I'm not you- You're not me.
My mom was a nutritionist- always fit, always thin, and I.... Well, the thinnest I've ever been was when I was five years old. I hated myself. I would starve myself and then eventually give up after about a day and a half later, gourging out on food, and then feeling bad that I ate two pieces of cake and cookies.
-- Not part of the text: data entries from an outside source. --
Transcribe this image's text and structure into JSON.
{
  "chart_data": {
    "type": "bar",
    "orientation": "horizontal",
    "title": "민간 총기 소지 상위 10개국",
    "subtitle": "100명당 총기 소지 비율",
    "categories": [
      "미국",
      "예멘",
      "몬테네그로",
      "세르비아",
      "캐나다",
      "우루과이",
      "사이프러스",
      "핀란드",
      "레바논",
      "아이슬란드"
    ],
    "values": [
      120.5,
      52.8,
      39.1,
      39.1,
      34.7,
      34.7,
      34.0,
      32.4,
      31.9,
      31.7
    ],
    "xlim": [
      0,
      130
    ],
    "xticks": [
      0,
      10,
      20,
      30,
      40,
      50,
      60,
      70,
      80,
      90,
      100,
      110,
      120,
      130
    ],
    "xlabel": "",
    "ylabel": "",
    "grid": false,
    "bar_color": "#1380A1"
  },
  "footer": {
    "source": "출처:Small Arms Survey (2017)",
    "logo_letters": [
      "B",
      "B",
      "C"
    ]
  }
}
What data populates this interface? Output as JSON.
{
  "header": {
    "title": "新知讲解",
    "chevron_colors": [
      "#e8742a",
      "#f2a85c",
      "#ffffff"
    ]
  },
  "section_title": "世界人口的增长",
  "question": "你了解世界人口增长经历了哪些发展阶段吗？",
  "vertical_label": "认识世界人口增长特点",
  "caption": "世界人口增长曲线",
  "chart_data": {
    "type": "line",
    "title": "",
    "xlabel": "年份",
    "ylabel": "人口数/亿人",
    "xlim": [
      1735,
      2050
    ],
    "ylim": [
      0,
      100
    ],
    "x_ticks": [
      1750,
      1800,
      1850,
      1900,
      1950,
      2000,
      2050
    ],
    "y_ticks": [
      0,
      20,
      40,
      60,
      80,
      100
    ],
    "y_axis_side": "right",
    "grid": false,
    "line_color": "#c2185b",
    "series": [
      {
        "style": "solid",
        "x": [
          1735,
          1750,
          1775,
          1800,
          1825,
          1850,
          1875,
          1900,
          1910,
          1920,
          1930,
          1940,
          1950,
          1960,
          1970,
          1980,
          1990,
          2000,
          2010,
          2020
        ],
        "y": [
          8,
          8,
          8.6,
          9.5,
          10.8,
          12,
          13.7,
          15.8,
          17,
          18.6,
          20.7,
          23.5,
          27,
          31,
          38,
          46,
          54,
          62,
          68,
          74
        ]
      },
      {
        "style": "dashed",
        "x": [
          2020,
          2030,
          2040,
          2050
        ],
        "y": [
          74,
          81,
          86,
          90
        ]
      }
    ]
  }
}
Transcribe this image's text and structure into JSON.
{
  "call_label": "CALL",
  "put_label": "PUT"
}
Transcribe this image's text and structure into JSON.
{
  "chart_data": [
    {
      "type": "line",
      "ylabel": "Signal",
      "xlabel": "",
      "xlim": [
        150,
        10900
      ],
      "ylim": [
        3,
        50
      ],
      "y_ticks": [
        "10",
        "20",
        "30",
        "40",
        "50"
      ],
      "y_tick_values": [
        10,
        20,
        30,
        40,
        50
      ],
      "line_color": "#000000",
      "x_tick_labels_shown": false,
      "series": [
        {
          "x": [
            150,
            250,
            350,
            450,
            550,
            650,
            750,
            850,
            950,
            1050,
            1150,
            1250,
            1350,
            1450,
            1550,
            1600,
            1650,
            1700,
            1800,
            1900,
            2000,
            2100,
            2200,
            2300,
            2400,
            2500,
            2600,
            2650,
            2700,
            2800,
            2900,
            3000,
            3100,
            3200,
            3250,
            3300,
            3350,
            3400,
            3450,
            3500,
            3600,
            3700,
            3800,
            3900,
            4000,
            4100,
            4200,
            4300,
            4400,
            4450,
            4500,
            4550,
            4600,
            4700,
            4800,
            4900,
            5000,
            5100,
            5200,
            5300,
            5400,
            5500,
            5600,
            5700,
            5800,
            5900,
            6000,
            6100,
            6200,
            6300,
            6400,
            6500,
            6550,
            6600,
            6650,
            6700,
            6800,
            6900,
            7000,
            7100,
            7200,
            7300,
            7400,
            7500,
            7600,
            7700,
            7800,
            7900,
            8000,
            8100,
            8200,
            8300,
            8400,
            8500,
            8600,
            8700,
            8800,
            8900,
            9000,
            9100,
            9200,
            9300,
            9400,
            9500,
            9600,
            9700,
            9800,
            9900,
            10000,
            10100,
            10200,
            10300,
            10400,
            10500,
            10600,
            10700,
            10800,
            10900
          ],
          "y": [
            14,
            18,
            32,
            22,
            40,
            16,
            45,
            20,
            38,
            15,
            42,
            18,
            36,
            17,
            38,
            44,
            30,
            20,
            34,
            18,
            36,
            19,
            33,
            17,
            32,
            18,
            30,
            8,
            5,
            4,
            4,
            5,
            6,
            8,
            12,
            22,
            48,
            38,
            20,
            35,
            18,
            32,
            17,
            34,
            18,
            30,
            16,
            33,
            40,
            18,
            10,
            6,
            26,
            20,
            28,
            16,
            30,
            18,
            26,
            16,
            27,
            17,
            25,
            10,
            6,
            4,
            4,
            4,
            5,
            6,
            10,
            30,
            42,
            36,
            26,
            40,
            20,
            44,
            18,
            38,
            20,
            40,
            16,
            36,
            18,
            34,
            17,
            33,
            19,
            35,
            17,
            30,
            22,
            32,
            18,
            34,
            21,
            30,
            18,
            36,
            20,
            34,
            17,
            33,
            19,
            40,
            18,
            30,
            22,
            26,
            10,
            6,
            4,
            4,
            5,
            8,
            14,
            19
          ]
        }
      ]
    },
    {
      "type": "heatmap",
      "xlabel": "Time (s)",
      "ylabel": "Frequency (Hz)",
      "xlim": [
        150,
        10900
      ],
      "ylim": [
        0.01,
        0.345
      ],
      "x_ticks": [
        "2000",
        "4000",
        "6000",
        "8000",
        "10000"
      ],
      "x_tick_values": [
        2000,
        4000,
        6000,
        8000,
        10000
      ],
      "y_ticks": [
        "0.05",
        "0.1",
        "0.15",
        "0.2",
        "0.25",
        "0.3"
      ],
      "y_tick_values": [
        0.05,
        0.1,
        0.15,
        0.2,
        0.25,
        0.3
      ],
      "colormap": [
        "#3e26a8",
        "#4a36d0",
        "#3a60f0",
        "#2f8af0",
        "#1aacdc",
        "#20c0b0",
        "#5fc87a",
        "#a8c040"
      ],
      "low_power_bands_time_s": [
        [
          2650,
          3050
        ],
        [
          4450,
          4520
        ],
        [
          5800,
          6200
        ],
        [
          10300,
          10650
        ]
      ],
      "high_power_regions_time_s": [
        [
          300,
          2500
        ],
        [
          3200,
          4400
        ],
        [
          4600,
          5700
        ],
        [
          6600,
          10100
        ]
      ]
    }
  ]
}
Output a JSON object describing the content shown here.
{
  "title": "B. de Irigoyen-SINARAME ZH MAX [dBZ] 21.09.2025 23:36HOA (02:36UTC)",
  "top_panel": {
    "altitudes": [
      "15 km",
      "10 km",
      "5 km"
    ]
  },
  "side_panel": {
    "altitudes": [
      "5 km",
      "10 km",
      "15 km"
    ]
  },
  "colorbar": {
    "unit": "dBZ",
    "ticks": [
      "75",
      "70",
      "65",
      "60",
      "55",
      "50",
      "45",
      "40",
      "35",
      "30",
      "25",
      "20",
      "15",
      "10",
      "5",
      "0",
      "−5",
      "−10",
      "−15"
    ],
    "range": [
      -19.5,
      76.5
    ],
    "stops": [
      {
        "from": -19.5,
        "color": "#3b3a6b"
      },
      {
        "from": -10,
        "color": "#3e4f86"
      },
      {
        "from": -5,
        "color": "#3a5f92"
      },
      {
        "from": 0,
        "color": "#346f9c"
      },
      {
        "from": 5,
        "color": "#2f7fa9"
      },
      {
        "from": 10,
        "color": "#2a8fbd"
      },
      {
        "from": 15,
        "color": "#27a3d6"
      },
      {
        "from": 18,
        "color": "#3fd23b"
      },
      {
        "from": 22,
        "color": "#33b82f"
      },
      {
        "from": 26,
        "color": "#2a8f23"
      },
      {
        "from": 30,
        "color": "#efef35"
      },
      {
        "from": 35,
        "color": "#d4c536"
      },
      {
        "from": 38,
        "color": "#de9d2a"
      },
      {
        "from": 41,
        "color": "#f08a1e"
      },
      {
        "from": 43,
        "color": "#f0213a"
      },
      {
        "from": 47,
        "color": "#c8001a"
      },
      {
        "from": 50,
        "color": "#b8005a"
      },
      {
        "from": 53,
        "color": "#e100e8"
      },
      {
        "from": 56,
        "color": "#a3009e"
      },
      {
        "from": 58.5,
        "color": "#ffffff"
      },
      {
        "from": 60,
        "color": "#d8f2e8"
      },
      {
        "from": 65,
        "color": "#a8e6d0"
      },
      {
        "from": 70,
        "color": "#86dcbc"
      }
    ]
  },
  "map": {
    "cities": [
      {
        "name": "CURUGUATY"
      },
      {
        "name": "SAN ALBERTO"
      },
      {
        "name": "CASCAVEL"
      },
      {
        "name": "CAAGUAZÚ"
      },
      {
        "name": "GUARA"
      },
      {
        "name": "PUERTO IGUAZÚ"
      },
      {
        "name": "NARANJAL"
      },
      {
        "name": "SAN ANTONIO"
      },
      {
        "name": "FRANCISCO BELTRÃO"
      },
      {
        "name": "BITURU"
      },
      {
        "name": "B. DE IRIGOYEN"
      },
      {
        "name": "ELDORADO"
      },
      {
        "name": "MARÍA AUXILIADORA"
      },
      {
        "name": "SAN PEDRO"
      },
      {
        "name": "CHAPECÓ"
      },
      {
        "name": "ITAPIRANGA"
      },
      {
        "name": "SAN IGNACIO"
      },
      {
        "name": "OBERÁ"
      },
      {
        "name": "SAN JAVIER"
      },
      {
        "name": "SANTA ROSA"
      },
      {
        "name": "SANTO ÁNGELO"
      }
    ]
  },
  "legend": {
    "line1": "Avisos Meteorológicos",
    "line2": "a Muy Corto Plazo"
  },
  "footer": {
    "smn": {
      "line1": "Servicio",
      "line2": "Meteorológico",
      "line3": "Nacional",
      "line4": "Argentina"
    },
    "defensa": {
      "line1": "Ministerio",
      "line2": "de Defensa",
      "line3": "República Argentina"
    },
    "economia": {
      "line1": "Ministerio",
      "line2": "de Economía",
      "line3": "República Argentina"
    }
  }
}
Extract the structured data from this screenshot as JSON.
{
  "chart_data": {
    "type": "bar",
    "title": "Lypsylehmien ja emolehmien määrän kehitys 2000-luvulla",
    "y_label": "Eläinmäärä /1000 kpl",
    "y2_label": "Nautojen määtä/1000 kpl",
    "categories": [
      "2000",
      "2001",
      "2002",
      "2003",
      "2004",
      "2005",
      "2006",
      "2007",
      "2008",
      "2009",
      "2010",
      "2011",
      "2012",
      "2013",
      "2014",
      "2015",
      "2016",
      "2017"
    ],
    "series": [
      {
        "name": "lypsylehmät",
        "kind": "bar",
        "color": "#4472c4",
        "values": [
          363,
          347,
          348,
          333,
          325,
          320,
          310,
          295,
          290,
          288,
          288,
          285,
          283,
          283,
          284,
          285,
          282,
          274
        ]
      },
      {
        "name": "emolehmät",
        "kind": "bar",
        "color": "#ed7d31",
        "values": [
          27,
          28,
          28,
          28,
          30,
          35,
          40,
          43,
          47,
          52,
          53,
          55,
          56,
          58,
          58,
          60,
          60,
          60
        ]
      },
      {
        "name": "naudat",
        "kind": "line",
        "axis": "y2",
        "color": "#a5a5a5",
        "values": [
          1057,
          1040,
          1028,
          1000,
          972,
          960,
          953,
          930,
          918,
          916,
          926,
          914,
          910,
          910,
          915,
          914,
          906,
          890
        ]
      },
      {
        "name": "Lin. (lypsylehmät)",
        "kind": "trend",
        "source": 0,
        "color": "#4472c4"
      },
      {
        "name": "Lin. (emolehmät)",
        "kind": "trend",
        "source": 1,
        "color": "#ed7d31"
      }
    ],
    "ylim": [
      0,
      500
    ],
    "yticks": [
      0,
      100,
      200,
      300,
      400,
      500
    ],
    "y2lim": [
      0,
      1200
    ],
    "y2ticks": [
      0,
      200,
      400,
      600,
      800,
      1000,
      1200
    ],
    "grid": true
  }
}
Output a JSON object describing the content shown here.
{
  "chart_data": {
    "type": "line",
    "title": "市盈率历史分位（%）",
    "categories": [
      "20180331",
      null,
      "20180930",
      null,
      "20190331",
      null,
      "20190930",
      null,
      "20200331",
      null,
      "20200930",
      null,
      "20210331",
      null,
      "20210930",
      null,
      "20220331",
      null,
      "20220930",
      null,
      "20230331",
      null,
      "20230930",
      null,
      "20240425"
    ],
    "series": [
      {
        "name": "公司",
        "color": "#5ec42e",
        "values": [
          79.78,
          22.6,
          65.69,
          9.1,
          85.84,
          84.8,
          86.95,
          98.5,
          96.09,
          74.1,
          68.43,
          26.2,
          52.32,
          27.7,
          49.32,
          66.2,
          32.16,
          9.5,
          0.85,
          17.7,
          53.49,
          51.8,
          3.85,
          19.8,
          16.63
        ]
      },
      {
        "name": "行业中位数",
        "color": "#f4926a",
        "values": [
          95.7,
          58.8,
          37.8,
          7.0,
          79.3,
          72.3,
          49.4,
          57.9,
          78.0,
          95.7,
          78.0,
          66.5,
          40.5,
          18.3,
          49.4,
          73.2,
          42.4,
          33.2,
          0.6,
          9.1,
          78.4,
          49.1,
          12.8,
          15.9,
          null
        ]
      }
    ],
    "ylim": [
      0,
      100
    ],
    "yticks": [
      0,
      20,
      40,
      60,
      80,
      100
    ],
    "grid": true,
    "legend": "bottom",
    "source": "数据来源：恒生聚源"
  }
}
My Mom never knew about any of this- I would just take a bite or two at dinner and secretly chop up my food so it looked like I ate some. I always thought girls who starved themselves were stupid, and I didn't really count myself as a starver, I would just not eat a lot (possibly like a cheese stick for lunch and half a piece of chicken for dinner), so I would get thinner. This method never worked. I hated going to school and hearing kids say, "When you hit the ground, the earth shakes" I hated girls for whispering to their friends barely loud enough to say, "When she sneezes, she gets a double chin." I tried diets of all kind, I tried going on no-carbs for two weeks, and nothing worked. I heard about lipo-suction and when I asked my Mom one day how old you had to be and that I wanted it, she laughed and goes, "Hey, just eat right and stay away from sweets!" Well, when you're a chocoholic like me, it was hard to "just stay away from sweets."
After the bullying got worse and worse at school, I transferred schools, because I couldn't take their non-stop harrassment, and things started to change for me. I became addicted to working out and even though I still liked sweets, I managed to eat them in moderation. I became fit and healthy, and even though my main goal in life was to become "skinny" (and some days when I'm feeling sad I still feel that way), I decided to make up a better goal: To become fit.
My advice to girls is: Stop dieting, and DON'T worry about counting pounds! I always had the attitude of, "by next week, I want to have dropped three pounds," but nothing ever worked. After a vigorous low-carb diet, I gained about five pounds back, so dieting didn't work out with me. I just decided one day to hop on a treadmill and start running. Next thing I know, I look down and see that I've already ran a mile. It was thrilling and it got me excited to keep working out.
I know I had an eating-disorder at one point on my life, because I felt like food was the ultimate enemy that just made people fat, but I overcame it and I believe so can you.